What is important, knowable, and overlooked by most investors?
Y Combinator president Sam Altman said:
Learning to identify super talented people before everyone else does is one of the most valuable skills to develop.— Sam Altman (@sama) March 20, 2018
Sam Altman should know. Since 2005, Y Combinator’s “Black Swan Farming” has funded 1,588 companies. Today, the total market valuation of their companies are over $80 billion.
Of course, a majority of their returns are concentrated in a few big winners - Airbnb, Dropbox, Stripe. But, one cannot deny Y Combinator’s track record.
Y Combinator’s (YC) batting average for funding founders that had “successful outcomes” is 30-40%. The ultimate gauge of success, defined by YC co-founder Paul Graham, is a startup that completes an exit - bought or gone public. These investments generally generate +1,000x returns. YC’s exit rate is roughly 6.5%. Compare that with other incubator/angel investors, and you’ll agree with Marc Andreessen that “Y Combinator is the best program for creating top-end entrepreneurs that has ever existed.”
YC funds startups in the tech space. Do these principles transfer to other industries? In other words:
- Are people and their leaders important in every business?
- Is it possible to identify super talented leaders before others?
- And do public investors overlook people in business?
Are People Important in Business?
Let’s see what top business intelligent fanatics of the last two hundred years said.
Peter Kiewit built Peter Kiewit & Sons’ Inc. (PKS) from a hole in the wall contractor in Omaha, Nebraska into Kiewit Corp. one of the largest and most profitable construction companies in the world. Charlie Munger considers Kiewit Corp. to be one of the three top operating companies. Peter often said, “People are PKS’ most important asset … equipment is second.”
John D. Rockefeller, widely considered the wealthiest American of all time, and the richest person in modern history, said:
Men, not machinery or plants, make an organization. The right kind of businessmen will build up an organization capable of producing a large volume of a good product at a low price, the three things essential to success. These men will introduce the right kind of appliances for the handling of their business; they will carefully conserve and utilize all byproducts so as to prevent waste; they will know how to market their products in the largest and most economical way. They will also be big enough to know how to handle workers successfully.

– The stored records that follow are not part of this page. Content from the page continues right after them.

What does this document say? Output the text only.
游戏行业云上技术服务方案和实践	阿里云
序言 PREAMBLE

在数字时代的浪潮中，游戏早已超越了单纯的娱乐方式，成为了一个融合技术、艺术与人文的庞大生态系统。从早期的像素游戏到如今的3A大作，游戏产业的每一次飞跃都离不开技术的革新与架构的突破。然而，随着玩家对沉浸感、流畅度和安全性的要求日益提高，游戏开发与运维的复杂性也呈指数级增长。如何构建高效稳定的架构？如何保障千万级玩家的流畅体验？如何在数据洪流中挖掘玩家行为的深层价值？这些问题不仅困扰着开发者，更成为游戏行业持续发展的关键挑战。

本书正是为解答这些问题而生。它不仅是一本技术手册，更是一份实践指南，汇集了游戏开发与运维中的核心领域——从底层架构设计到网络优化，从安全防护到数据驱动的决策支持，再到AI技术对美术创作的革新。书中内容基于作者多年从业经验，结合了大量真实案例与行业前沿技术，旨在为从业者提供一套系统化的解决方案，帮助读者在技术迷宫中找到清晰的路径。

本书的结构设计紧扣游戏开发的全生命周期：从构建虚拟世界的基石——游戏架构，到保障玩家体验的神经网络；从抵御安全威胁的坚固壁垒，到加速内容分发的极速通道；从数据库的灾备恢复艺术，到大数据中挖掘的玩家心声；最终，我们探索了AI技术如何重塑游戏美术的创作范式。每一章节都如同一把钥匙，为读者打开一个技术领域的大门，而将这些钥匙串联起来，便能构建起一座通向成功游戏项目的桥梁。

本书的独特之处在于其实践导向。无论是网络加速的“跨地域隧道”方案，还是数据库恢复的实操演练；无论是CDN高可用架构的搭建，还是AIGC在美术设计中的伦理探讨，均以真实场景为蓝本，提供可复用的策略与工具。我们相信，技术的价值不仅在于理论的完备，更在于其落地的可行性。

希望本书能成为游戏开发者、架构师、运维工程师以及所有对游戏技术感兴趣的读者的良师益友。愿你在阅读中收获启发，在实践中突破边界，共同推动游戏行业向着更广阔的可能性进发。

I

Robert Pritzker, and his brother Jay, bought Colson Co. a manufacturer of casters and other products in 1953. Robert built the company, known today as Marmon Group, into a multi-billion dollar manufacturing conglomerate. Marmon became a full Berkshire Hathaway subsidiary in 2013. The full purchase was $9.6 billion. Robert Pritzker said:
One company will be successful making pots; others won’t. They all use basically the same equipment or variations of it. Who decided which equipment it will be? People. Who alters it to improve output or quality? People. Who makes the pots? People. Who sells them? People. Who decides to whom and how they will be marketed? People.
Mary Kay Ash turned a $5,000 investment into a multi-billion dollar direct selling organization. She cited Alfred Sloan, one of General Motors’ great former CEOs, as an influence. Specifically, Ash’s own philosophy was based on Sloan’s quote: “Take my assets - but leave me my organization (or people), and in five years, I’ll have it all back.”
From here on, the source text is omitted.